Oops, just realized I insulted everyone here with that remark about devotion to Kubrick's films as artificial. Didn't mean to do that, what I meant was media-devotion.

-- Barb e. (, January 04, 2001.

Don't like monkeys? Oh but there so cute and furry..... The bottom line is if a film is boring ===no== that is not a good thing, no matter who made it. You decide what you like, don't let pretecious assholes like me tell you what. BTW don't bother going to tim burtons planit of the apes or monkey bone, they are likely to have monkeys in them and you will just walk out..... Monkey hater

-- Dr. Zayus (, January 05, 2001.

Where did you ever get the idea you are precious?

-- Barb e. (, January 05, 2001.

I would say toucheŽ but I don kno how to spel it.

-- Dr. Zayus (, January 06, 2001.

The real answer to that question would have to be what is good? I find it interesting that about every 10 years or so Hollywood changes hands, with new directors and producers, (usually all men) with new ideas of what 'art' is. Yet over the decades some of these 'great' films are re-evaluated by the next group. What is recognized by each ensuing generation is real quality, because even though it doesn't fit into the time, the talent is admired. So yessss, Kubrick must be great, because 2001 came out so long ago, and people still seem to think it's good. Monkeys and all, precious.

-- Barb e. (, January 06, 2001.

Well put.

-- precious (, January 07, 2001.

"A Film, whatever it may be, is always it's director's portrait"..."A poet can never die." - John Cocteau

-- Barb e. (, January 07, 2001.

Imagine my surprise when I opened up AOL today to see 'Monkeybone' staring back at me.

-- Barb e. (, February 24, 2001.

I never got bored during 2001. Maybe because I'm such a big fan of classical music. If you can enjoy opera (and I've BEEN in operas) it's impossible to be bored by anything that has great music. Also, sort of an interesting tidbit: I've always had these really wierd dreams where I learn all the secrets of the universe. I'm not a good enough writer to put this into words myself, so I'll let Christoper Pike do it:"I exited into a wide open space, so big I imagine all the galaxies in all the sky could fit into it...The light was alive, conscious. There were so many living beings in it...They had a purpose-I don't know what... It was like they were blueprints for the universe..." That's from The Cold One and it pretty much sums up my dreams. 2001 may or may not be my favorite film ever (it depend on when you ask me) and one of the reasons is that the "Beyond the Infinite" sequence is the only thing I've ever seen committed to film that can begin to capture what that's like.

-- Frostbite a.k.a. Frosty the Snow Chick (, March 22, 2001.

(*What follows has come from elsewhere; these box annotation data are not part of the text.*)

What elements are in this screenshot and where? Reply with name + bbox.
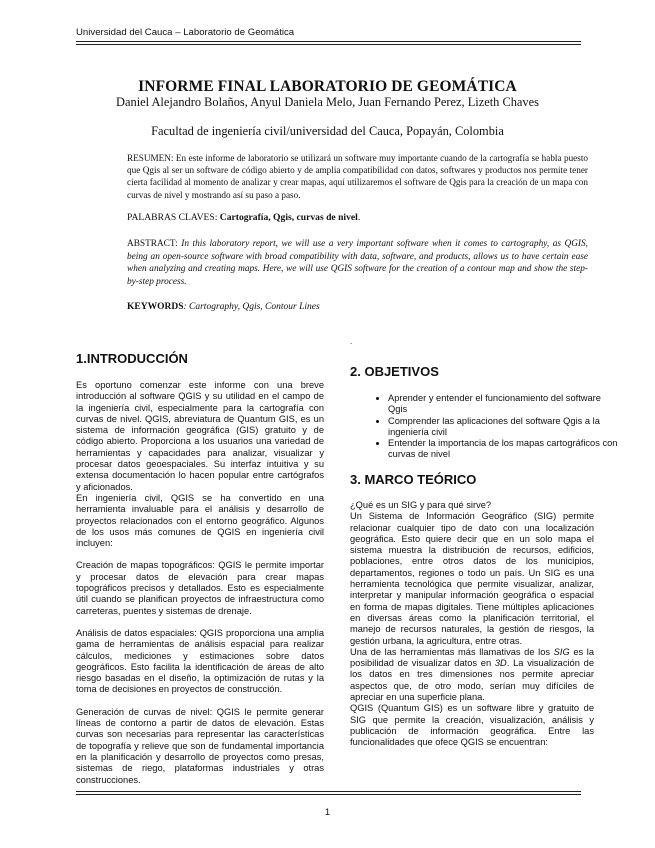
marco-paragraph-3: QGIS (Quantum GIS) es un software libre y gratuito de SIG que permite la creación, visualización, análisis y publicación de información geográfica. Entre las funcionalidades que ofece QGIS se encuentran: <box>350 703 594 748</box>
intro-column <box>76 380 324 786</box>
header-rule-double <box>76 44 581 45</box>
page-number: 1 <box>324 807 331 818</box>
marco-heading: 3. MARCO TEÓRICO <box>350 472 477 487</box>
intro-paragraph-1: Es oportuno comenzar este informe con una breve introducción al software QGIS y su utilidad en el campo de la ingeniería civil, especialmente para la cartografía con curvas de nivel. QGIS, abreviatura de Quantum GIS, es un sistema de información geográfica (GIS) gratuito y de código abierto. Proporciona a los usuarios una variedad de herramientas y capacidades para analizar, visualizar y procesar datos geoespaciales. Su interfaz intuitiva y su extensa documentación lo hacen popular entre cartógrafos y aficionados. <box>76 380 324 492</box>
marco-question: ¿Qué es un SIG y para qué sirve? <box>350 500 492 510</box>
intro-paragraph-3: Creación de mapas topográficos: QGIS le permite importar y procesar datos de elevación para crear mapas topográficos precisos y detallados. Esto es especialmente útil cuando se planifican proyectos de infraestructura como carreteras, puentes y sistemas de drenaje. <box>76 560 324 616</box>
keywords-label: KEYWORDS <box>127 302 184 312</box>
intro-paragraph-2: En ingeniería civil, QGIS se ha convertido en una herramienta invaluable para el análisis y desarrollo de proyectos relacionados con el entorno geográfico. Algunos de los usos más comunes de QGIS en ingeniería civil incluyen: <box>76 492 324 549</box>
objective-item: • Comprender las aplicaciones del software Qgis a la ingeniería civil <box>388 416 619 439</box>
marco-column <box>350 500 594 749</box>
objective-item: • Entender la importancia de los mapas cartográficos con curvas de nivel <box>388 438 619 461</box>
objective-item: • Aprender y entender el funcionamiento del software Qgis <box>388 393 619 416</box>
palabras-text: Cartografía, Qgis, curvas de nivel <box>219 212 358 223</box>
objectives-list <box>364 393 619 461</box>
header-rule <box>76 41 581 42</box>
objetivos-heading: 2. OBJETIVOS <box>350 364 439 379</box>
intro-heading: 1.INTRODUCCIÓN <box>76 351 188 366</box>
affiliation: Facultad de ingeniería civil/universidad del Cauca, Popayán, Colombia <box>151 124 504 138</box>
footer-rule <box>76 791 581 792</box>
keywords-text: : Cartography, Qgis, Contour Lines <box>183 302 320 312</box>
abstract-label: ABSTRACT: <box>127 239 178 249</box>
resumen-text: En este informe de laboratorio se utilizará un software muy importante cuando de la cartografía se habla puesto que Qgis al ser un software de código abierto y de amplia compatibilidad con datos, softwares y productos nos permite tener cierta facilidad al momento de analizar y crear mapas, aquí utilizaremos el software de Qgis para la creación de un mapa con curvas de nivel y mostrando así su paso a paso. <box>127 153 588 200</box>
stray-dot: . <box>350 337 353 346</box>
author-list: Daniel Alejandro Bolaños, Anyul Daniela Melo, Juan Fernando Perez, Lizeth Chaves <box>116 95 539 109</box>
palabras-end: . <box>357 212 361 223</box>
marco-paragraph-1: Un Sistema de Información Geográfico (SIG) permite relacionar cualquier tipo de dato con una localización geográfica. Esto quiere decir que en un solo mapa el sistema muestra la distribución de recursos, edificios, poblaciones, entre otros datos de los municipios, departamentos, regiones o todo un país. Un SIG es una herramienta tecnológica que permite visualizar, analizar, interpretar y manipular información geográfica o espacial en forma de mapas digitales. Tiene múltiples aplicaciones en diversas áreas como la planificación territorial, el manejo de recursos naturales, la gestión de riesgos, la gestión urbana, la agricultura, entre otras. <box>350 511 594 646</box>
resumen-label: RESUMEN: <box>127 153 174 163</box>
abstract-text: In this laboratory report, we will use a very important software when it comes to cartography, as QGIS, being an open-source software with broad compatibility with data, software, and products, allows us to have certain ease when analyzing and creating maps. Here, we will use QGIS software for the creation of a contour map and show the step-by-step process. <box>127 239 588 287</box>
marco-paragraph-2: Una de las herramientas más llamativas de los SIG es la posibilidad de visualizar datos en 3D. La visualización de los datos en tres dimensiones nos permite apreciar aspectos que, de otro modo, serían muy difíciles de apreciar en una superficie plana. <box>350 646 594 703</box>
resumen-block <box>127 152 588 201</box>
palabras-label: PALABRAS CLAVES: <box>127 212 218 223</box>
keywords-block <box>127 301 588 313</box>
intro-paragraph-5: Generación de curvas de nivel: QGIS le permite generar líneas de contorno a partir de datos de elevación. Estas curvas son necesarias para representar las características de topografía y relieve que son de fundamental importancia en la planificación y desarrollo de proyectos como presas, sistemas de riego, plataformas industriales y otras construcciones. <box>76 706 324 785</box>
abstract-block <box>127 238 588 288</box>
palabras-claves <box>127 212 588 224</box>
footer-rule-double <box>76 794 581 795</box>
running-header: Universidad del Cauca – Laboratorio de Geomática <box>76 27 295 38</box>
intro-paragraph-4: Análisis de datos espaciales: QGIS proporciona una amplia gama de herramientas de análisis espacial para realizar cálculos, mediciones y estimaciones sobre datos geográficos. Esto facilita la identificación de áreas de alto riesgo basadas en el diseño, la optimización de rutas y la toma de decisiones en proyectos de construcción. <box>76 627 324 695</box>
paper-title: INFORME FINAL LABORATORIO DE GEOMÁTICA <box>138 78 517 95</box>
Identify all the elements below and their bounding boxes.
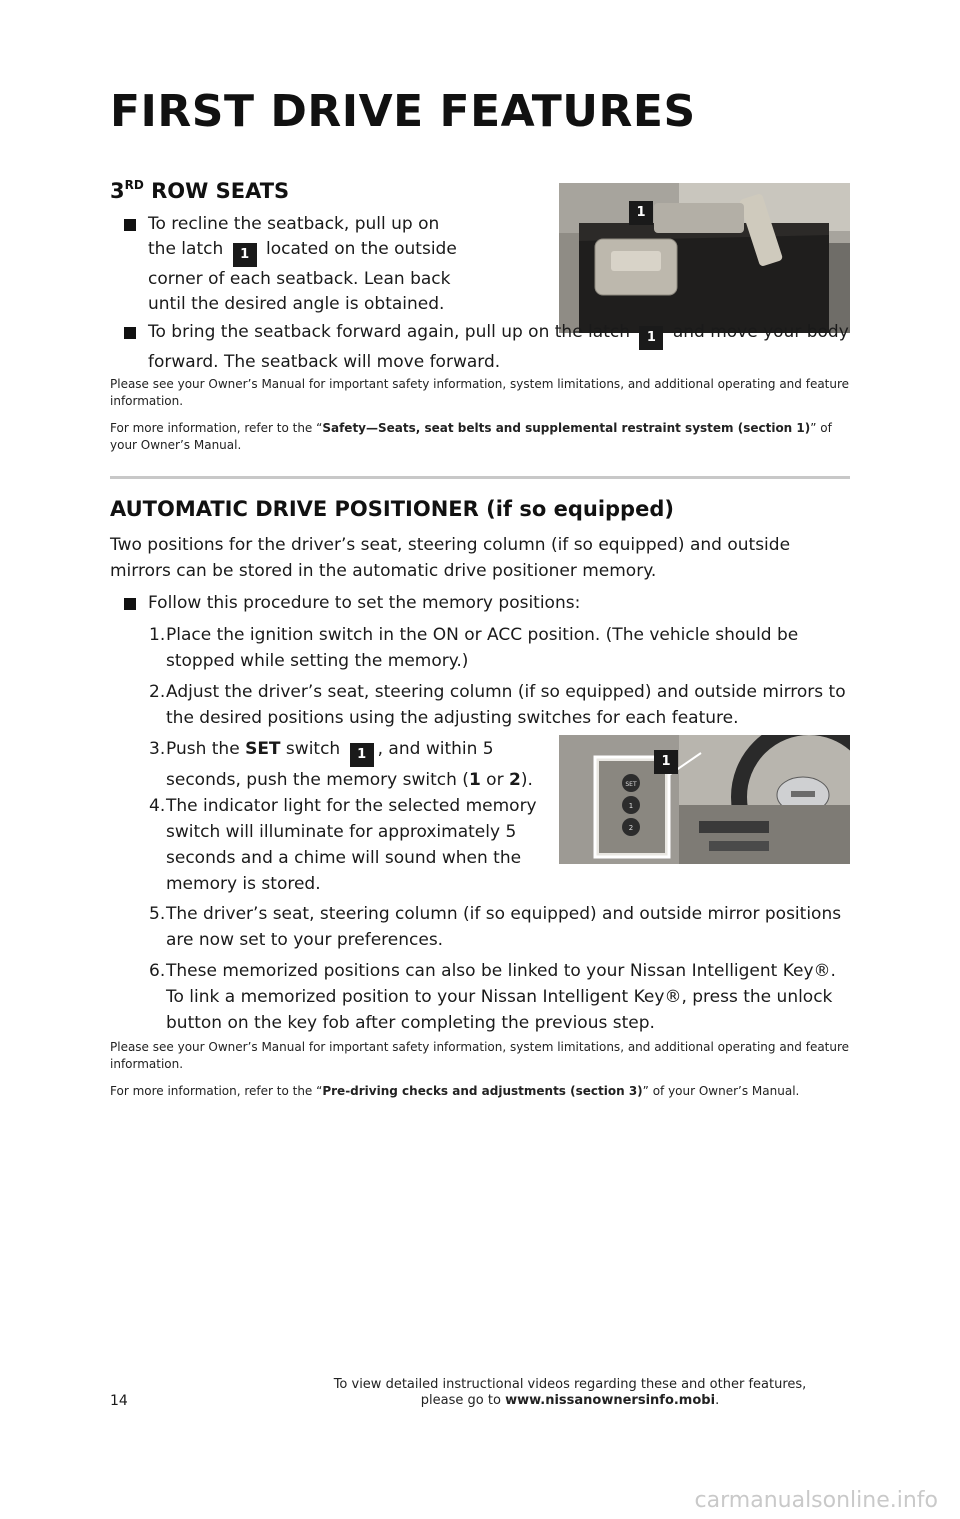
adp-bullet: Follow this procedure to set the memory positions: — [124, 591, 850, 616]
third-row-reference-note: For more information, refer to the “Safety—Seats, seat belts and supplemental restraint system (section 1)” of your Owner’s Manual. — [110, 421, 832, 452]
photo-callout-badge: 1 — [654, 750, 678, 774]
third-row-seat-photo — [559, 183, 850, 333]
adp-step-4: 4. The indicator light for the selected memory switch will illuminate for approximately 5 seconds and a chime will sound when the memory is stored. — [149, 796, 537, 894]
adp-step-5: 5. The driver’s seat, steering column (if so equipped) and outside mirror positions are now set to your preferences. — [149, 904, 842, 950]
adp-safety-note: Please see your Owner’s Manual for important safety information, system limitations, and additional operating and feature information. — [110, 1040, 850, 1071]
photo-callout-badge: 1 — [629, 201, 653, 225]
switch-label-1: 1 — [628, 802, 634, 810]
switch-label-set: SET — [625, 781, 637, 788]
bullet-square-icon — [124, 598, 136, 610]
third-row-bullet-recline: To recline the seatback, pull up on the latch 1 located on the outside corner of each seatback. Lean back until the desired angle is obtained. — [124, 212, 464, 317]
page-number: 14 — [110, 1393, 128, 1409]
adp-intro: Two positions for the driver’s seat, steering column (if so equipped) and outside mirrors can be stored in the automatic drive positioner memory. — [110, 535, 791, 581]
callout-badge: 1 — [233, 243, 257, 267]
footer-note: To view detailed instructional videos regarding these and other features, please go to www.nissanownersinfo.mobi. — [333, 1377, 807, 1408]
callout-badge: 1 — [350, 743, 374, 767]
adp-step-6: 6. These memorized positions can also be linked to your Nissan Intelligent Key®. To link a memorized position to your Nissan Intelligent Key®, press the unlock button on the key fob after completing the previous step. — [149, 961, 836, 1033]
third-row-safety-note: Please see your Owner’s Manual for important safety information, system limitations, and additional operating and feature information. — [110, 377, 850, 408]
adp-step-2: 2. Adjust the driver’s seat, steering column (if so equipped) and outside mirrors to the desired positions using the adjusting switches for each feature. — [149, 682, 846, 728]
adp-step-3: 3. Push the SET switch 1 , and within 5 seconds, push the memory switch (1 or 2). — [149, 739, 533, 790]
callout-badge: 1 — [639, 326, 663, 350]
third-row-bullet-forward: To bring the seatback forward again, pull up on the latch 1 and move your body forward. The seatback will move forward. — [124, 320, 850, 375]
section-divider — [110, 476, 850, 479]
third-row-heading: 3RD ROW SEATS — [110, 178, 290, 203]
adp-step-1: 1. Place the ignition switch in the ON or ACC position. (The vehicle should be stopped while setting the memory.) — [149, 625, 799, 671]
page-title: FIRST DRIVE FEATURES — [110, 86, 696, 137]
bullet-square-icon — [124, 219, 136, 231]
adp-heading: AUTOMATIC DRIVE POSITIONER (if so equipped) — [110, 497, 674, 521]
bullet-square-icon — [124, 327, 136, 339]
switch-label-2: 2 — [628, 824, 634, 832]
footer-link[interactable]: www.nissanownersinfo.mobi — [505, 1393, 716, 1408]
adp-reference-note: For more information, refer to the “Pre-driving checks and adjustments (section 3)” of your Owner’s Manual. — [110, 1084, 800, 1098]
watermark: carmanualsonline.info — [694, 1488, 938, 1513]
memory-switch-photo — [559, 735, 850, 864]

Whoa, synchronicity. I just got finished reading the Lord of the Rings trilogy.

-- Frostbite a.k.a. Frosty the Snow Chick (, March 22, 2001.

Of course, it's not really synchronicious, since those posts were put up two months ago. But it IS synchronicious that I only got around to coming to this forum today.

-- Frostbite a.k.a. Frosty the Snow Chick (, March 22, 2001.

Oh hey, The Thin Red Line is boring, isn't it? And it's supposed to be the cornerstone war film of our generation. I remember the first time I watched Thin Red Line I went "Hey, that was cool" and never thought of it until much later. I know crap when I see it, but I don't always know art.

-- Frostbite a.k.a. Frosty the Snow Chick (, May 04, 2001.

Frostbite! Wasn't Lord of the Rings fabulous!

-- Barb e. (, May 09, 2001.

Eh, it was? Maybe I'm somehow deficit, but I just scratched my head after Lord of the Rings. Is there something I'm missing?

-- Frostbite a.k.a. Frosty the Snow Chick (, May 09, 2001.

I went through Full Metal Jacket when I was 18 without being turned off, although after the purging of pent emotion during the suicide I couldn't find much relevance to anything shown. Boring is a good word. I watched Eyes Wide Shut when it came out on video (I'm 25 now) and wasn't bored at all, since it made sense to me at the time. I guess The Shining was action packed but I would not watch it again because that was, to me, a boring movie. And Doctor Strangelove was too confusing and, driven by satire, rather immature. There is a lot I didn't appreciate in his films.

-- Angelo Niklis (, October 30, 2001.